In the coming years, other large institutional investors may enter the bitcoin market.
This hypothesis is proposed by JPMorgan Chase analyst Nikolaos Panigirtzoglou who in a recent note suggested that MassMutual’s investment in BTC has highlighted the potential for increasing institutional demand for bitcoin in the coming years.
According to JPMorgan analysts, bitcoin adoption is spreading not only among family offices and wealthy investors, but also among insurance companies and pension funds.

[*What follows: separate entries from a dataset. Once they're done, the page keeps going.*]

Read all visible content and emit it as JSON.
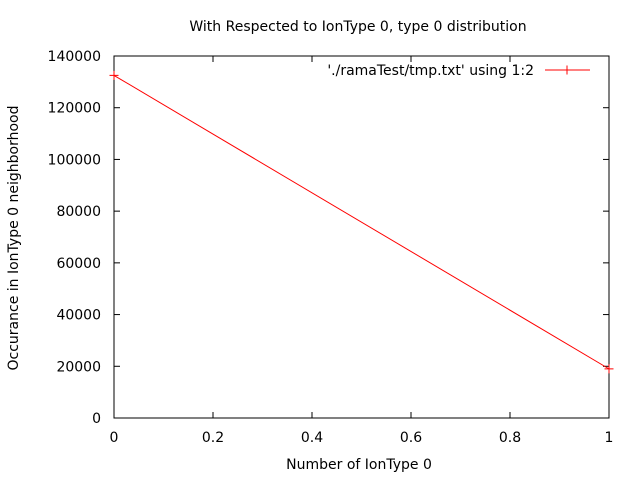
{
  "chart_data": {
    "type": "line",
    "title": "With Respected to IonType 0, type 0 distribution",
    "xlabel": "Number of IonType 0",
    "ylabel": "Occurance in IonType 0 neighborhood",
    "xlim": [
      0,
      1
    ],
    "ylim": [
      0,
      140000
    ],
    "xticks": [
      "0",
      "0.2",
      "0.4",
      "0.6",
      "0.8",
      "1"
    ],
    "yticks": [
      "0",
      "20000",
      "40000",
      "60000",
      "80000",
      "100000",
      "120000",
      "140000"
    ],
    "grid": false,
    "legend_position": "top-right",
    "series": [
      {
        "name": "'./ramaTest/tmp.txt' using 1:2",
        "color": "#ff0000",
        "marker": "plus",
        "x": [
          0,
          1
        ],
        "y": [
          132500,
          19000
        ]
      }
    ]
  }
}
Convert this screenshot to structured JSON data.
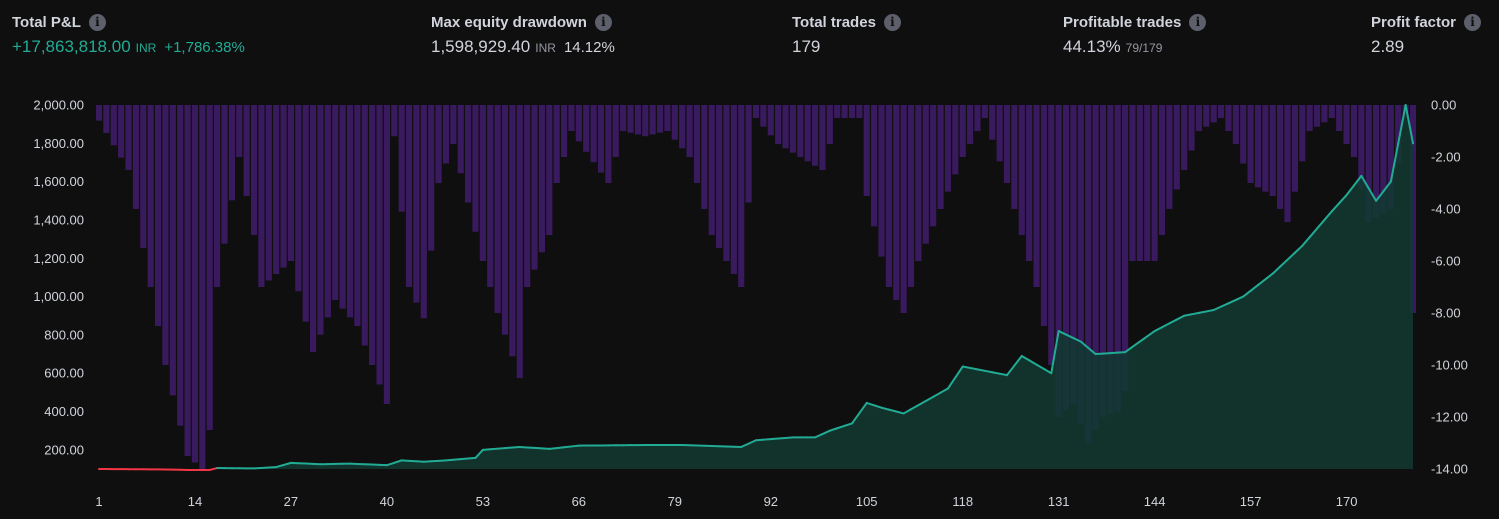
{
  "stats": {
    "total_pl": {
      "label": "Total P&L",
      "value": "+17,863,818.00",
      "unit": "INR",
      "pct": "+1,786.38%"
    },
    "max_drawdown": {
      "label": "Max equity drawdown",
      "value": "1,598,929.40",
      "unit": "INR",
      "pct": "14.12%"
    },
    "total_trades": {
      "label": "Total trades",
      "value": "179"
    },
    "profitable_trades": {
      "label": "Profitable trades",
      "value": "44.13%",
      "sub": "79/179"
    },
    "profit_factor": {
      "label": "Profit factor",
      "value": "2.89"
    },
    "info_glyph": "i"
  },
  "colors": {
    "equity_up": "#22ab94",
    "equity_down": "#f23645",
    "drawdown": "#3a1a5e",
    "area": "#123a31",
    "background": "#0f0f0f"
  },
  "chart_data": {
    "type": "line",
    "x_ticks": [
      "1",
      "14",
      "27",
      "40",
      "53",
      "66",
      "79",
      "92",
      "105",
      "118",
      "131",
      "144",
      "157",
      "170"
    ],
    "left_ticks": [
      "2,000.00",
      "1,800.00",
      "1,600.00",
      "1,400.00",
      "1,200.00",
      "1,000.00",
      "800.00",
      "600.00",
      "400.00",
      "200.00"
    ],
    "right_ticks": [
      "0.00",
      "-2.00",
      "-4.00",
      "-6.00",
      "-8.00",
      "-10.00",
      "-12.00",
      "-14.00"
    ],
    "x_range": [
      1,
      179
    ],
    "left_range": [
      100,
      2000
    ],
    "right_range": [
      -14,
      0
    ],
    "equity_pct_anchors": [
      [
        1,
        100
      ],
      [
        9,
        98
      ],
      [
        13,
        95
      ],
      [
        16,
        95
      ],
      [
        17,
        105
      ],
      [
        22,
        103
      ],
      [
        25,
        110
      ],
      [
        27,
        132
      ],
      [
        31,
        125
      ],
      [
        35,
        128
      ],
      [
        40,
        120
      ],
      [
        42,
        145
      ],
      [
        45,
        138
      ],
      [
        48,
        145
      ],
      [
        52,
        158
      ],
      [
        53,
        200
      ],
      [
        58,
        215
      ],
      [
        62,
        205
      ],
      [
        66,
        222
      ],
      [
        75,
        225
      ],
      [
        80,
        225
      ],
      [
        88,
        215
      ],
      [
        90,
        250
      ],
      [
        95,
        265
      ],
      [
        98,
        265
      ],
      [
        100,
        300
      ],
      [
        103,
        338
      ],
      [
        105,
        445
      ],
      [
        107,
        420
      ],
      [
        110,
        390
      ],
      [
        113,
        455
      ],
      [
        116,
        520
      ],
      [
        118,
        635
      ],
      [
        124,
        590
      ],
      [
        126,
        690
      ],
      [
        130,
        600
      ],
      [
        131,
        820
      ],
      [
        134,
        765
      ],
      [
        136,
        700
      ],
      [
        140,
        710
      ],
      [
        144,
        820
      ],
      [
        148,
        900
      ],
      [
        152,
        930
      ],
      [
        156,
        1000
      ],
      [
        160,
        1120
      ],
      [
        164,
        1265
      ],
      [
        168,
        1445
      ],
      [
        170,
        1530
      ],
      [
        172,
        1630
      ],
      [
        174,
        1500
      ],
      [
        176,
        1600
      ],
      [
        178,
        2000
      ],
      [
        179,
        1800
      ]
    ],
    "drawdown_pct_anchors": [
      [
        1,
        -0.6
      ],
      [
        5,
        -2.5
      ],
      [
        10,
        -10
      ],
      [
        13,
        -13.5
      ],
      [
        15,
        -14
      ],
      [
        16,
        -12.5
      ],
      [
        17,
        -7
      ],
      [
        20,
        -2
      ],
      [
        22,
        -5
      ],
      [
        23,
        -7
      ],
      [
        27,
        -6
      ],
      [
        30,
        -9.5
      ],
      [
        33,
        -7.5
      ],
      [
        36,
        -8.5
      ],
      [
        40,
        -11.5
      ],
      [
        41,
        -1.2
      ],
      [
        43,
        -7
      ],
      [
        45,
        -8.2
      ],
      [
        47,
        -3
      ],
      [
        49,
        -1.5
      ],
      [
        53,
        -6
      ],
      [
        55,
        -8
      ],
      [
        58,
        -10.5
      ],
      [
        59,
        -7
      ],
      [
        62,
        -5
      ],
      [
        63,
        -3
      ],
      [
        65,
        -1
      ],
      [
        70,
        -3
      ],
      [
        72,
        -1
      ],
      [
        75,
        -1.2
      ],
      [
        78,
        -1
      ],
      [
        81,
        -2
      ],
      [
        84,
        -5
      ],
      [
        86,
        -6
      ],
      [
        88,
        -7
      ],
      [
        90,
        -0.5
      ],
      [
        93,
        -1.5
      ],
      [
        96,
        -2
      ],
      [
        99,
        -2.5
      ],
      [
        101,
        -0.5
      ],
      [
        104,
        -0.5
      ],
      [
        105,
        -3.5
      ],
      [
        108,
        -7
      ],
      [
        110,
        -8
      ],
      [
        112,
        -6
      ],
      [
        115,
        -4
      ],
      [
        118,
        -2
      ],
      [
        121,
        -0.5
      ],
      [
        124,
        -3
      ],
      [
        126,
        -5
      ],
      [
        128,
        -7
      ],
      [
        130,
        -10
      ],
      [
        131,
        -12
      ],
      [
        133,
        -11.5
      ],
      [
        135,
        -13
      ],
      [
        137,
        -12
      ],
      [
        139,
        -11.8
      ],
      [
        140,
        -11
      ],
      [
        141,
        -6
      ],
      [
        144,
        -6
      ],
      [
        146,
        -4
      ],
      [
        148,
        -2.5
      ],
      [
        150,
        -1
      ],
      [
        153,
        -0.5
      ],
      [
        155,
        -1.5
      ],
      [
        157,
        -3
      ],
      [
        160,
        -3.5
      ],
      [
        162,
        -4.5
      ],
      [
        165,
        -1
      ],
      [
        168,
        -0.5
      ],
      [
        170,
        -1.5
      ],
      [
        171,
        -2
      ],
      [
        173,
        -4.5
      ],
      [
        176,
        -4
      ],
      [
        178,
        -0.5
      ],
      [
        179,
        -8
      ]
    ]
  }
}
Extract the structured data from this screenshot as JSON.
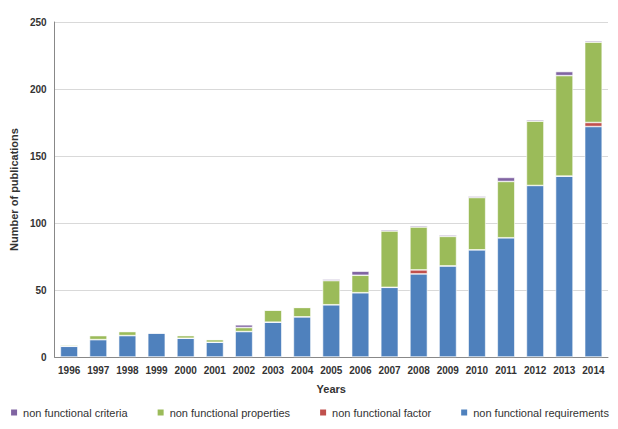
{
  "chart_data": {
    "type": "bar",
    "categories": [
      "1996",
      "1997",
      "1998",
      "1999",
      "2000",
      "2001",
      "2002",
      "2003",
      "2004",
      "2005",
      "2006",
      "2007",
      "2008",
      "2009",
      "2010",
      "2011",
      "2012",
      "2013",
      "2014"
    ],
    "x_label": "Years",
    "y_label": "Number of publications",
    "ylim": [
      0,
      250
    ],
    "yticks": [
      0,
      50,
      100,
      150,
      200,
      250
    ],
    "grid": true,
    "stacked": true,
    "legend": "bottom",
    "series": [
      {
        "name": "non functional requirements",
        "color": "#4f81bd",
        "values": [
          8,
          13,
          16,
          18,
          14,
          11,
          19,
          26,
          30,
          39,
          48,
          52,
          62,
          68,
          80,
          89,
          128,
          135,
          172
        ]
      },
      {
        "name": "non functional factor",
        "color": "#c0504d",
        "values": [
          0,
          0,
          0,
          0,
          0,
          0,
          0,
          0,
          0,
          0,
          0,
          0,
          3,
          0,
          0,
          0,
          0,
          0,
          3
        ]
      },
      {
        "name": "non functional properties",
        "color": "#9bbb59",
        "values": [
          1,
          3,
          3,
          0,
          2,
          2,
          3,
          9,
          7,
          18,
          13,
          42,
          32,
          22,
          39,
          42,
          48,
          75,
          60
        ]
      },
      {
        "name": "non functional criteria",
        "color": "#8064a2",
        "values": [
          0,
          0,
          0,
          0,
          0,
          0,
          2,
          0,
          0,
          1,
          3,
          1,
          1,
          1,
          1,
          3,
          1,
          3,
          1
        ]
      }
    ]
  }
}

Although they consider it unlikely that the latter will ever make very large investments, even small percentage investments could have a significant impact on the price of BTC.
It is enough to consider that Bitcoin’s entire market capitalization to date is around $350 billion, while the M0 money supply of the US dollar alone amounts to over $5 trillion, M1 is over $6 trillion, and M2 is over $19 trillion.
Therefore, with such a limited market capitalization, a mass of institutional investments, even if not particularly large, could have a significant impact on the price of BTC.
MassMutual, for example, has invested only 0.04% of its total investment capital in bitcoin for now, equal to about 100 million dollars. If they decided to increase this investment to 1%, for instance, they would have to invest another 2.4 billion dollars.
Assuming another ten or so similar investments, this would easily reach $25 billion, which would move BTC’s price significantly.
Institutional investors will make Bitcoin grow
JPMorgan’s strategists reveal that in the theoretical scenario where, in the coming years, all pension funds and insurance companies in the US, Eurozone, UK and Japan would invest 1% of their assets in bitcoin, this would result in additional demand for BTC of around $600 billion, almost double its entire current market capitalization.
Moreover, an increase in demand tends to affect the price of BTC with larger increases, partly because market capitalization is a purely theoretical parameter, not comparable with market demand. In other words, an additional 600 billion demand would not mean a 600 billion increase in market capitalization at all, but it would most likely generate a far greater increase in market capitalization, and hence in price.
For the time being, large institutional investors still face some technical obstacles with regard to safe investments in bitcoin, but as the case of MassMutual shows, solutions to this problem already exist.